Your work is wide-ranging, accurate, and you use a varied selection of media. For works like this, how important is a solid academic background, and how much is about talent?

My academic foundation has certainly been important in helping me to use my instruments and identify which cultural areas to work on. But I have to say that nothing is more educational than having first-hand experience with the technical aspects of an artist's work. Once you've tried them, made them your own and refined them, they're like the letters on a keyboard, a tried and tested way to communicate with your audience!

What you consider to be the main message that your art transmits to the public?

It's a tragicomic reflection on life, a "Fantozzian mystery", a sens no-sens that's always accompanied human existence. It talks of culture, of beauty but also of the ephemeral, and of damnation. I think that each of my pieces make the observer reflect on his or her position in the complex system of life, which is made up of relations and energies between people who communicate and exchange ... a reflection on some of the more common human contradictions.

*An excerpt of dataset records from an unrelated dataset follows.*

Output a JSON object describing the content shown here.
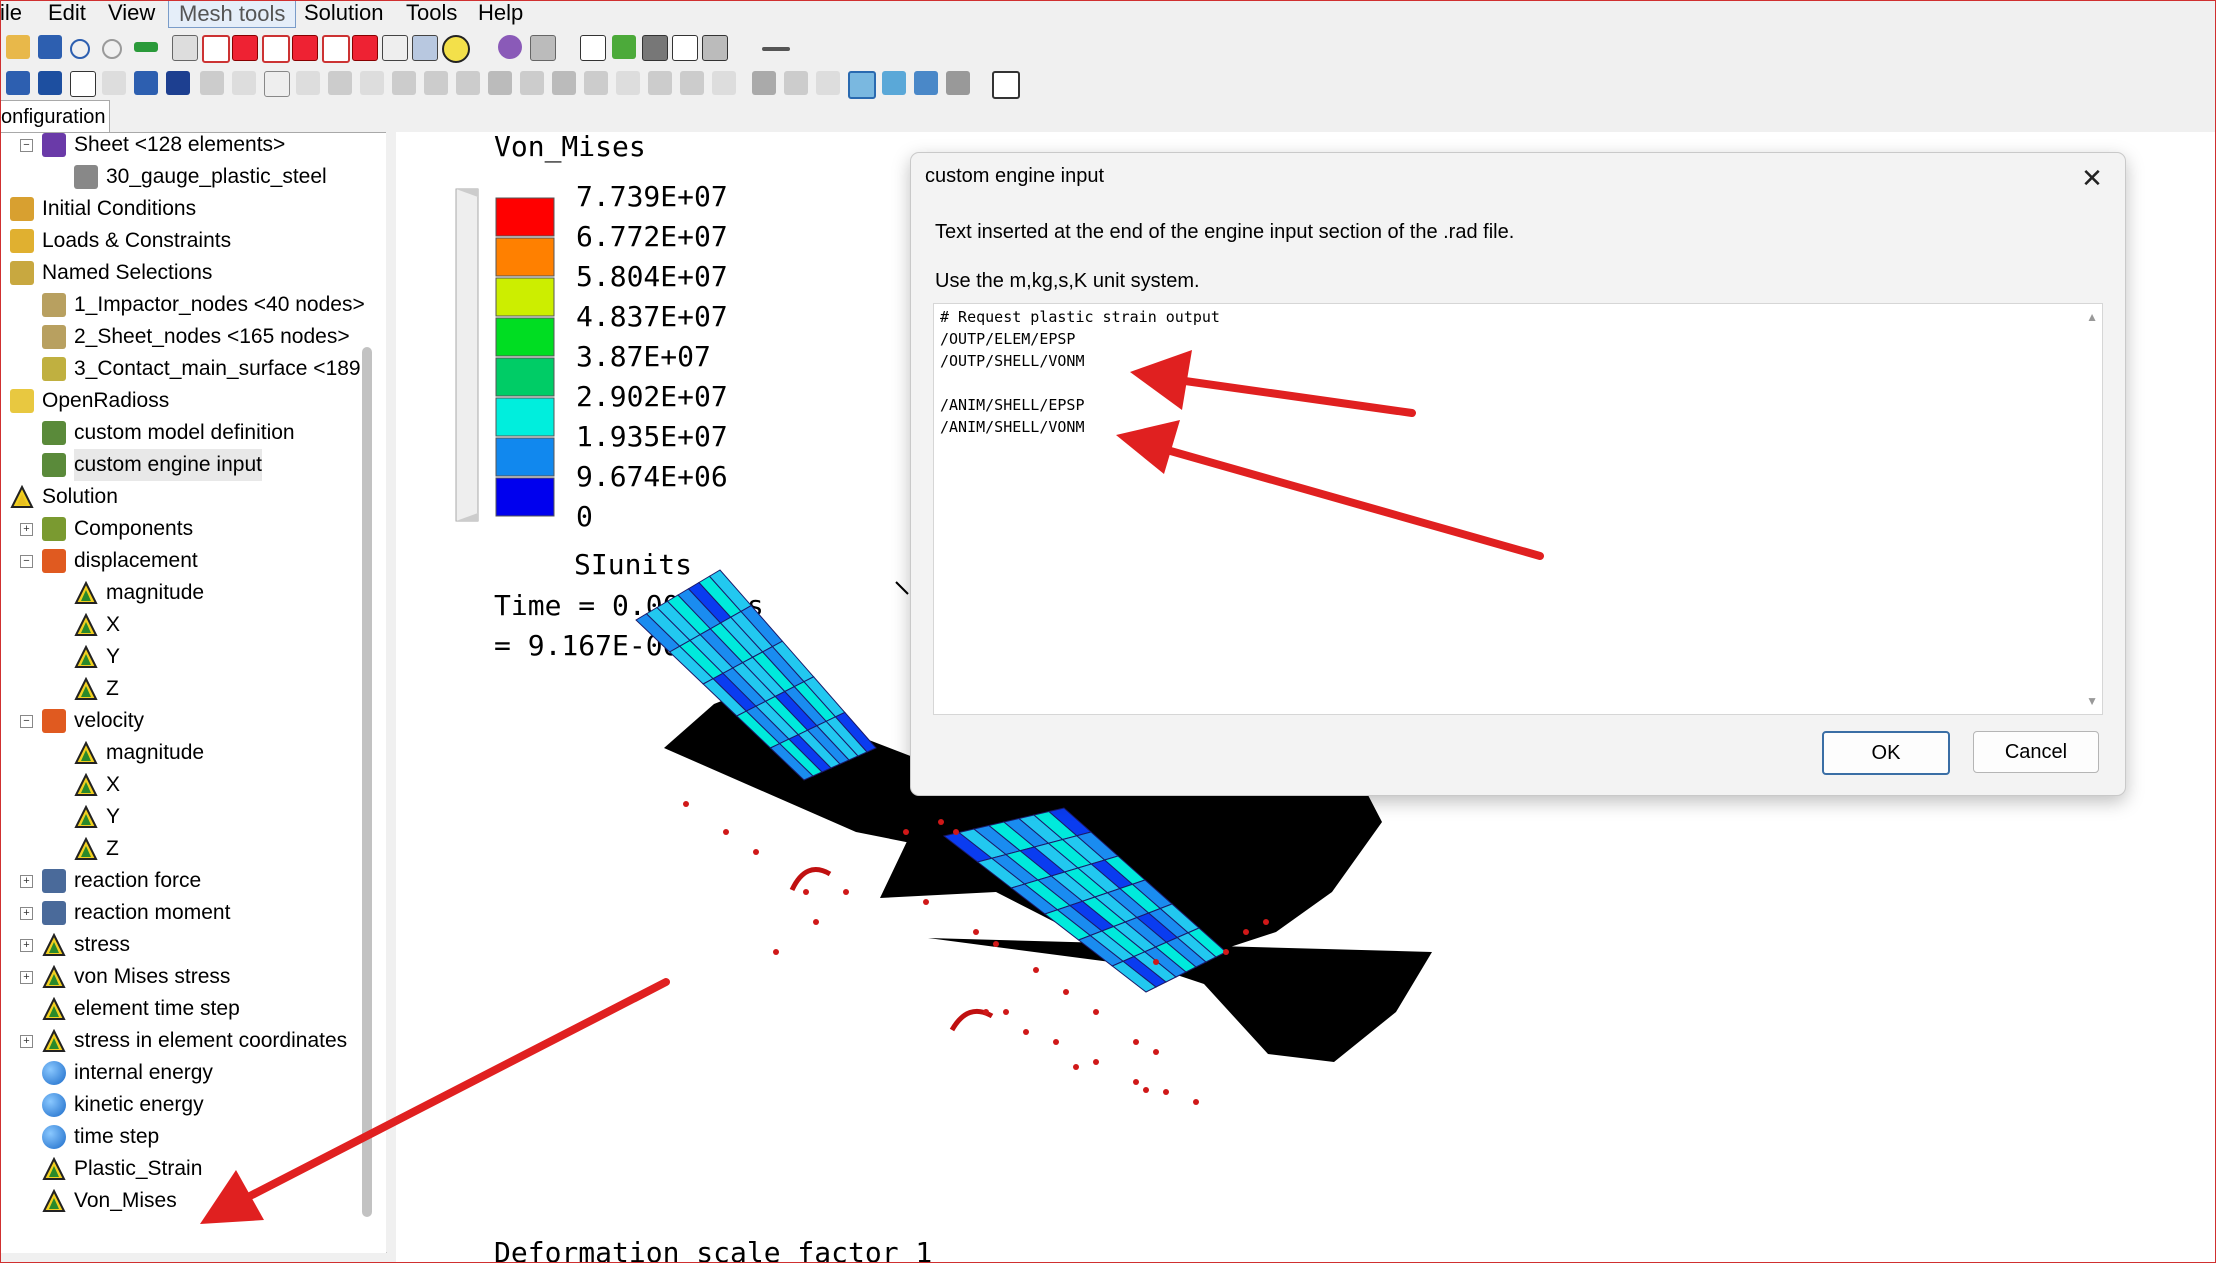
{
  "menubar": {
    "items": [
      "ile",
      "Edit",
      "View",
      "Mesh tools",
      "Solution",
      "Tools",
      "Help"
    ],
    "active_item": "Mesh tools"
  },
  "panel_tab": "onfiguration",
  "tree": {
    "items": [
      {
        "label": "Sheet <128 elements>",
        "icon": "part-icon"
      },
      {
        "label": "30_gauge_plastic_steel",
        "icon": "material-icon"
      },
      {
        "label": "Initial Conditions",
        "icon": "initial-conditions-icon"
      },
      {
        "label": "Loads & Constraints",
        "icon": "loads-icon"
      },
      {
        "label": "Named Selections",
        "icon": "named-selection-icon"
      },
      {
        "label": "1_Impactor_nodes <40 nodes>",
        "icon": "node-set-icon"
      },
      {
        "label": "2_Sheet_nodes <165 nodes>",
        "icon": "node-set-icon"
      },
      {
        "label": "3_Contact_main_surface <189",
        "icon": "surface-set-icon"
      },
      {
        "label": "OpenRadioss",
        "icon": "rad-icon"
      },
      {
        "label": "custom model definition",
        "icon": "rad-text-icon"
      },
      {
        "label": "custom engine input",
        "icon": "rad-text-icon"
      },
      {
        "label": "Solution",
        "icon": "solution-icon"
      },
      {
        "label": "Components",
        "icon": "components-icon"
      },
      {
        "label": "displacement",
        "icon": "vector-icon"
      },
      {
        "label": "magnitude",
        "icon": "contour-icon"
      },
      {
        "label": "X",
        "icon": "contour-icon"
      },
      {
        "label": "Y",
        "icon": "contour-icon"
      },
      {
        "label": "Z",
        "icon": "contour-icon"
      },
      {
        "label": "velocity",
        "icon": "vector-icon"
      },
      {
        "label": "magnitude",
        "icon": "contour-icon"
      },
      {
        "label": "X",
        "icon": "contour-icon"
      },
      {
        "label": "Y",
        "icon": "contour-icon"
      },
      {
        "label": "Z",
        "icon": "contour-icon"
      },
      {
        "label": "reaction force",
        "icon": "reaction-icon"
      },
      {
        "label": "reaction moment",
        "icon": "reaction-icon"
      },
      {
        "label": "stress",
        "icon": "contour-icon"
      },
      {
        "label": "von Mises stress",
        "icon": "contour-icon"
      },
      {
        "label": "element time step",
        "icon": "contour-icon"
      },
      {
        "label": "stress in element coordinates",
        "icon": "contour-icon"
      },
      {
        "label": "internal energy",
        "icon": "energy-sphere-icon"
      },
      {
        "label": "kinetic energy",
        "icon": "energy-sphere-icon"
      },
      {
        "label": "time step",
        "icon": "energy-sphere-icon"
      },
      {
        "label": "Plastic_Strain",
        "icon": "contour-icon"
      },
      {
        "label": "Von_Mises",
        "icon": "contour-icon"
      }
    ],
    "selected": "custom engine input"
  },
  "legend": {
    "title": "Von_Mises",
    "values": [
      "7.739E+07",
      "6.772E+07",
      "5.804E+07",
      "4.837E+07",
      "3.87E+07",
      "2.902E+07",
      "1.935E+07",
      "9.674E+06",
      "0"
    ],
    "colors": [
      "#ff0000",
      "#ff8000",
      "#ccee00",
      "#66dd00",
      "#00dd22",
      "#00cc66",
      "#00eedd",
      "#1188ee",
      "#0000ee"
    ],
    "units": "SIunits",
    "time_line1": "Time = 0.00055 s",
    "time_line2": "= 9.167E-06 min",
    "footer": "Deformation scale factor 1"
  },
  "dialog": {
    "title": "custom engine input",
    "description": "Text inserted at the end of the engine input section of the .rad file.",
    "units_note": "Use the m,kg,s,K unit system.",
    "engine_text": "# Request plastic strain output\n/OUTP/ELEM/EPSP\n/OUTP/SHELL/VONM\n\n/ANIM/SHELL/EPSP\n/ANIM/SHELL/VONM",
    "ok_label": "OK",
    "cancel_label": "Cancel",
    "close_glyph": "✕"
  },
  "colors": {
    "annotation_arrow": "#e02020",
    "mesh_edge": "#000000",
    "node_marker": "#d01818"
  }
}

Do you think that the public and private institutions in Italy offer enough space and attention for young artists?

Given my current experience, I can only reply in the affirmative, but in general I think that Italy suffers from a lack of meritocracy and too many decisions dictated by investment policies that don't accept risks ... I also think that there's a tendency to remain anchored to end-of-century manieristic forms, traces of old avant-garde movements that have been squeezed dry, to the point of becoming obsolete. There's a fear of detaching from these principles, a fear of having confidence in young people ... but they are the ones who will shape the future!

After the retrospective with Banca Sistema, do you have new projects in the pipeline?

Of course! I'm working on national events and also abroad, but I'd prefer not to say too much ... all I can add is that my sense of duty towards art has always been a part of me, and always will be.